The strikes also paralysed firms in the private sector. Gabon was nearly cut off from the rest of the world late in February 2015 and then again in March 2015 when workers at the main Internet provider Gabon Telecom walked off the job, also demanding higher wages.

Oil workers also downed tools, heavily disrupting production and sparking major energy shortages in Libreville. Since oil accounts for 60% of state revenue, the tension undermined Ali Bongo’s regime. Additionally, due to a serious downturn in revenue through the worldwide oil glut and the substantially lower oil price, many major Government funded infrastructure projects have ground to a standstill for lack of funds.

The Opposition took some advantage of the groundswell of discontent in 2015 by calling on Ali Bongo to step down, and an opposition rally in Libreville in December 2015 turned bloody, leading to a small number of deaths.

The outcome of the 2009 presidential poll also led to violence and looting in Port Gentil, the country’s second city on the Atlantic and a hub of the oil and timber trades.

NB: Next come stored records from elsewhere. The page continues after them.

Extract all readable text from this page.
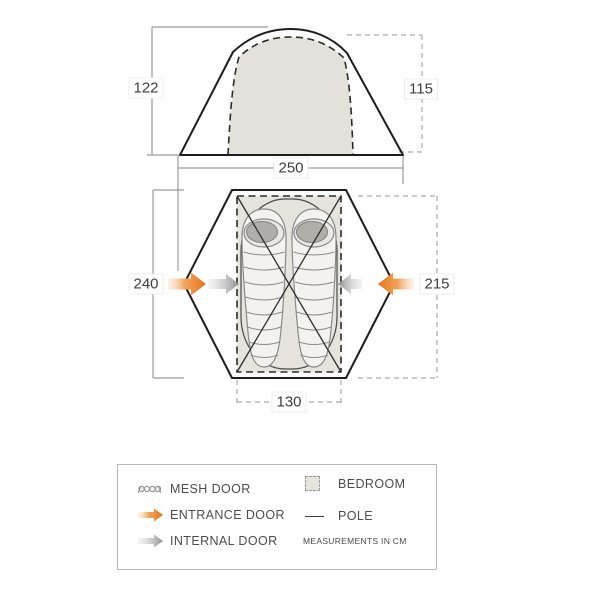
122	115
250
240	215
130
MESH DOOR
ENTRANCE DOOR
INTERNAL DOOR
BEDROOM
POLE
MEASUREMENTS IN CM
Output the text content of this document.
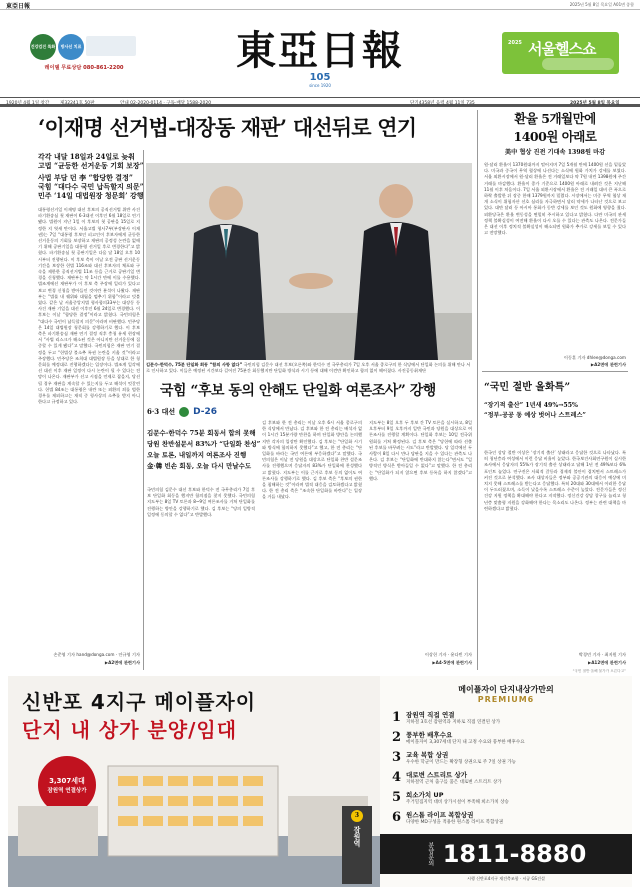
東亞日報	2025년 5월 8일 목요일 A01면 종합
건강검진 특화	방사선 치료
레이델 무료상담 080-861-2200	東亞日報
105
since 1920
2025 서울헬스쇼
1920년 4월 1일 창간 제32241호 50판	안내 02-2020-0114 · 구독·배달 1588-2020	단기4358년 음력 4월 11일 735	2025년 5월 8일 목요일
‘이재명 선거법-대장동 재판’ 대선뒤로 연기
각각 내달 18일과 24일로 늦춰
고법 “균등한 선거운동 기회 보장”
사법 부담 던 李 “합당한 결정”
국힘 “대다수 국민 납득할지 의문”
민주 ‘14일 대법원장 청문회’ 강행
대통령선거일 이재명 대선 후보의 공직선거법 위반 사건 파기환송심 첫 재판이 6·3대선 이후인 6월 18일로 연기됐다. 법원이 지난 1일 이 후보의 첫 공판을 15일로 지정한 지 엿새 만이다. 서울고법 형사7부(부장판사 이재권)는 7일 “대통령 후보인 피고인이 후보자에게 균등한 선거운동의 기회를 보장하고 재판의 공정성 논란을 없애기 위해 공판기일을 대통령 선거일 후로 변경한다”고 밝혔다. 파기환송심 첫 공판기일은 다음 달 18일 오후 10시부터 진행된다. 이 후보 측이 이날 오전 공판 선거운동 기간을 보장한 헌법 116조와 대선 후보자의 체포와 구속을 제한한 공직선거법 11조 등을 근거로 공판기일 변경을 신청했다. 재판부는 약 1시간 만에 이를 수용했다. 법조계에선 재판부가 이 후보 측 주장에 일리가 있다고 보고 변경 신청을 받아들인 것이란 분석이 나왔다. 재판부는 “법률 내 궤위와 대립을 멈추기 위함”이라고 덧붙였다. 같은 날 서울중앙지법 형사합의33부는 대장동 등 사건 재판 기일을 대선 이후인 6월 24일로 변경했다. 이 후보는 이날 “합당한 결정”이라고 밝혔다. 국민의힘은 “대다수 국민이 납득할지 의문”이라며 비판했다. 민주당은 14일 대법원장 청문회를 강행하기로 했다. 이 후보 측은 파기환송심 재판 연기 결정 직후 충청 유세 현장에서 “사법 리스크가 해소된 것은 아니지만 선거운동에 집중할 수 있게 됐다”고 말했다. 국민의힘은 재판 연기 결정을 두고 “헌법상 불소추 특권 논란을 키울 것”이라고 주장했다. 민주당은 조희대 대법원장 등을 상대로 한 청문회를 예정대로 진행하겠다는 입장이다. 법조계 일각에선 대선 이후 재판 일정이 다시 논란이 될 수 있다는 전망이 나온다. 재판부가 선고 시점을 언제로 잡을지, 당선될 경우 재판을 계속할 수 있는지를 두고 해석이 엇갈린다. 헌법 84조는 대통령은 내란 또는 외환의 죄를 범한 경우를 제외하고는 재직 중 형사상의 소추를 받지 아니한다고 규정하고 있다.
손준영 기자 hand@donga.com · 안규영 기자
▶A2면에 관련기사
김문수-한덕수, 75분 단일화 회동 “합의 사항 없다” 국민의힘 김문수 대선 후보(오른쪽)와 한덕수 전 국무총리가 7일 오후 서울 종로구의 한 식당에서 단일화 논의를 위해 만나 서로 인사하고 있다. 이들은 예정된 시간보다 길어진 75분간 회동했지만 단일화 방식과 시기 등에 대해 이견만 확인하고 합의 없이 헤어졌다. 사진공동취재단
국힘 “후보 동의 안해도 단일화 여론조사” 강행
6·3 대선 D-26
김문수-한덕수 75분 회동서 합의 못해
당원 찬반설문서 83%가 “단일화 찬성”
오늘 토론, 내일까지 여론조사 진행
金·韓 빈손 회동, 오늘 다시 만날수도
국민의힘 김문수 대선 후보와 한덕수 전 국무총리가 7일 후보 단일화 회동을 했지만 합의점을 찾지 못했다. 국민의힘 지도부는 8일 TV 토론과 8~9일 여론조사를 거쳐 단일화를 진행하는 방안을 강행하기로 했다. 김 후보는 “당의 일방적 일정에 동의할 수 없다”고 반발했다.
김 후보와 한 전 총리는 이날 오후 6시 서울 종로구의 한 식당에서 만났다. 김 후보와 한 전 총리는 배석자 없이 1시간 15분가량 만찬을 하며 단일화 방안을 논의했지만 각자의 입장만 확인했다. 김 후보는 “단일화 시기와 방식에 합의하지 못했다”고 했고, 한 전 총리는 “단일화를 바라는 국민 여론에 부응하겠다”고 말했다. 국민의힘은 이날 전 당원을 대상으로 단일화 찬반 설문조사를 진행했으며 응답자의 83%가 단일화에 찬성했다고 밝혔다. 지도부는 이를 근거로 후보 동의 없이도 여론조사를 강행하기로 했다. 김 후보 측은 “후보의 권한을 침해하는 것”이라며 법적 대응을 검토하겠다고 밝혔다. 한 전 총리 측은 “조속한 단일화를 바란다”는 입장을 거듭 내놨다.
지도부는 8일 오후 두 후보 간 TV 토론을 실시하고, 8일 오후부터 9일 오후까지 일반 국민과 당원을 대상으로 여론조사를 진행할 계획이다. 단일화 후보는 10일 전국위원회를 거쳐 확정된다. 김 후보 측은 “당헌에 따라 선출된 후보를 바꾸려는 시도”라고 반발했다. 당 일각에선 두 사람이 8일 다시 만나 담판을 지을 수 있다는 관측도 나온다. 김 후보는 “단일화에 반대하지 않는다”면서도 “일방적인 방식은 받아들일 수 없다”고 말했다. 한 전 총리는 “단일화가 되지 않으면 후보 등록을 하지 않겠다”고 했다.
이상헌 기자 · 윤다빈 기자
▶A4·5면에 관련기사
환율 5개월만에
1400원 아래로
美中 협상 진전 기대속 1398원 마감
원-달러 환율이 1370원대까지 떨어지며 7일 5개월 만에 1400원 선을 밑돌았다. 미국과 중국이 무역 협상에 나선다는 소식에 원화 가치가 강세를 보였다. 서울 외환시장에서 원-달러 환율은 전 거래일보다 약 7원 내린 1398원에 주간 거래를 마감했다. 환율이 종가 기준으로 1400원 아래로 내려간 것은 지난해 11월 이후 처음이다. 7일 서울 외환시장에서 환율은 전 거래일 대비 큰 폭으로 하락 출발한 뒤 장중 한때 1379원까지 밀렸다. 시장에서는 미중 무역 협상 재개 소식이 위험자산 선호 심리를 자극하면서 달러 약세가 나타난 것으로 보고 있다. 대만 달러 등 아시아 통화가 동반 강세를 보인 것도 원화에 영향을 줬다. 외환당국은 환율 변동성을 면밀히 주시하고 있다고 밝혔다. 다만 미국의 관세 정책 불확실성이 여전해 환율이 다시 오를 수 있다는 관측도 나온다. 전문가들은 대선 이후 정치적 불확실성이 해소되면 원화가 추가로 강세를 보일 수 있다고 전망했다.
이동훈 기자 dhlee@donga.com
▶A2면에 관련기사
“국민 절반 올화특”
“장기적 출산” 1년새 49%→55%
“정부-공공 동 예상 벗어나 스트레스”
한국인 상당 절반 이상은 ‘장기적 출산’ 상태라고 응답한 것으로 나타났다. 특히 청년층과 여성에서 이런 응답 비율이 높았다. 한국보건사회연구원이 실시한 조사에서 응답자의 55%가 장기적 출산 상태라고 답해 1년 전 49%보다 6%포인트 늘었다. 연구진은 사회적 갈등과 경제적 불안이 겹치면서 스트레스가 커진 것으로 분석했다. 조사 대상자들은 정부와 공공기관의 대응이 예상에 미치지 못해 스트레스를 받는다고 응답했다. 특히 20대와 30대에서 이러한 응답이 두드러졌으며, 소득이 낮을수록 스트레스 수준이 높았다. 전문가들은 정신건강 지원 정책을 확대해야 한다고 지적했다. 정신건강 상담 창구를 늘리고 청년층 맞춤형 지원을 강화해야 한다는 목소리도 나온다. 정부는 관련 대책을 마련하겠다고 밝혔다.
박경민 기자 · 최지원 기자
▶A12면에 관련기사
“국민 절반 올해 물가가 오른다고”
신반포 4지구 메이플자이
단지 내 상가 분양/임대
3,307세대
잠원역 연결상가
3
잠원역
메이플자이 단지내상가만의
PREMIUM6
1 잠원역 직접 연결
지하철 3호선 잠원역과 지하로 직접 연결된 상가
2 풍부한 배후수요
메이플자이 3,307세대 단지 내 고정 수요와 풍부한 배후수요
3 교육 복합 상권
우수한 학군이 만드는 확장형 상권으로 주 7일 상권 가능
4 대로변 스트리트 상가
지하철역 근처 출구를 품은 대로변 스트리트 상가
5 희소가치 UP
주거밀집지역 대비 상가시설이 부족해 희소가치 상승
6 원스톱 라이프 복합상권
다양한 MD구성을 적용한 원스톱 라이프 복합상권
분양문의 1811-8880
시행 신반포4지구 재건축조합 · 시공 GS건설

Many Gabonese echo the same refrain as a young, unemployed man in Libreville who declared recently that “it’s now more than 50 years that we’ve put up with the same family in power and nothing has changed for we ‘makaya’ [street people]. We want change”.

Whether that change will come is to be seen, though this election is predicted to be closer than the election of 2009 and there is a real likelihood that the usually restrained Gabonese will protest more violently if they feel that any candidate, including the incumbent, may be trying to subvert the will of the people.